Mos Mos

At one of my most depressing jobs, I worked for a mortgage company calculating the variable mortgage rates on residential properties. I had no idea what I was doing for the majority of the year I worked there and never attempted to properly learn the formula that would result in the correct mortgage rates for the company’s clients. Luckily, my colleagues all covered for me. Every day I layed in bed until the last possible moment to get up, get changed, and go to work. I felt like the shittiest version of myself to ever have existed. I could not be bothered to be anything to anyone. My sense of identity was shot and I was constantly on the verge of tears. 

At one of my lowest points, I remember a rare moment of pure connection with one of my favourite coworkers. It sticks out because there were so few moments of joy at this job that I could describe them all in less than five minutes. And I can be long winded. There were so few moments of happiness that didn’t revolve around me talking shit about another one of my coworkers that I hated for no reason.  I had no will to work let alone socialize or make the day fun for myself, something I usually always have the energy for. It was the type of job that lent itself to wasting your own and other peoples’ time but I couldn’t even muster up the energy to do that. I was beyond helping myself. 

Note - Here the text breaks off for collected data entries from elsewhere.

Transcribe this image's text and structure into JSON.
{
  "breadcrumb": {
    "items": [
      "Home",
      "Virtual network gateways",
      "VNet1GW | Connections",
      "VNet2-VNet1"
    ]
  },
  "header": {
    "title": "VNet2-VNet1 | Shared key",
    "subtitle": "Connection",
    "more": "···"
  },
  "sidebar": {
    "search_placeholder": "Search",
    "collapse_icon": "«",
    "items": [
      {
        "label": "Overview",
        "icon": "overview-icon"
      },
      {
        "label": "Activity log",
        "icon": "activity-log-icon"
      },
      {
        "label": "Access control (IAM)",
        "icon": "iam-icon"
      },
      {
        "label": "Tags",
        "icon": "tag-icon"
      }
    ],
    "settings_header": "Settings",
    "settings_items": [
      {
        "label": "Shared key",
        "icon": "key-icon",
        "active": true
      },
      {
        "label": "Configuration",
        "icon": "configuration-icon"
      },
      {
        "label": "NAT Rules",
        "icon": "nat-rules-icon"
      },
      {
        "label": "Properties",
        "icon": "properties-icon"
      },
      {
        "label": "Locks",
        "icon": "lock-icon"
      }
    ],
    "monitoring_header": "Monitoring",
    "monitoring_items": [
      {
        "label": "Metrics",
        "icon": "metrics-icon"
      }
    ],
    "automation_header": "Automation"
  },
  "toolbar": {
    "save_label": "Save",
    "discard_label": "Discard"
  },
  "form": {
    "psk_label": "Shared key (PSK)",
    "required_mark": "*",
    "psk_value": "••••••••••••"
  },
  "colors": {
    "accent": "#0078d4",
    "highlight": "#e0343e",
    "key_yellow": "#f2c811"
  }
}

One day, my colleague asked me to grab coffee with him. We had options of places to go because we worked in the downtown financial core which catered specifically to people needing coffees at 8am and 3pm. We walked downstairs to a cafe that recently opened up in the path, Mos Mos, to order lattes. There was no lineup when we arrived, so two people, a man and a woman, holding coffee cups and a sharpie, approached us right away to take our orders. We ordered. Then walked up to the cash, paid for ourselves, and waited in the designated spot for our orders to appear. 

What makes this coffee visit particularly special and important is that both my colleague and I have unusually spelled names. Our name experiences were similar in that we were often correcting people on our names’ spelling, having our names autocorrected for us to the wrong spelling.

We went to pick up our drinks and mine came out first. I hadn’t told the man who took my order the correct spelling but there it was, the less common way of spelling my name on my coffee cup. I showed it to my colleague in surprise. “They got the spelling right!” He looked so excited for me. He had no expectations for his cup when it came out but when it did, the person who took his order at the front of the store had also spelled his uncommonly spelled name right! We looked at his cup at the same time and immediately gasped. The chances of them both getting our names right on the same day, the same time. When they never did. It was a statistical anomaly. We were floored. I matched his excitement for his cup’s correct spelling and we stopped just short of jumping up and down while holding each other.

We took it as a good omen and decided to finish our drinks in the underground cafe, giggling to each other over our good luck. Right in front of us was the acknowledgement that we not only existed, but were alive. And that our names were worth spelling right.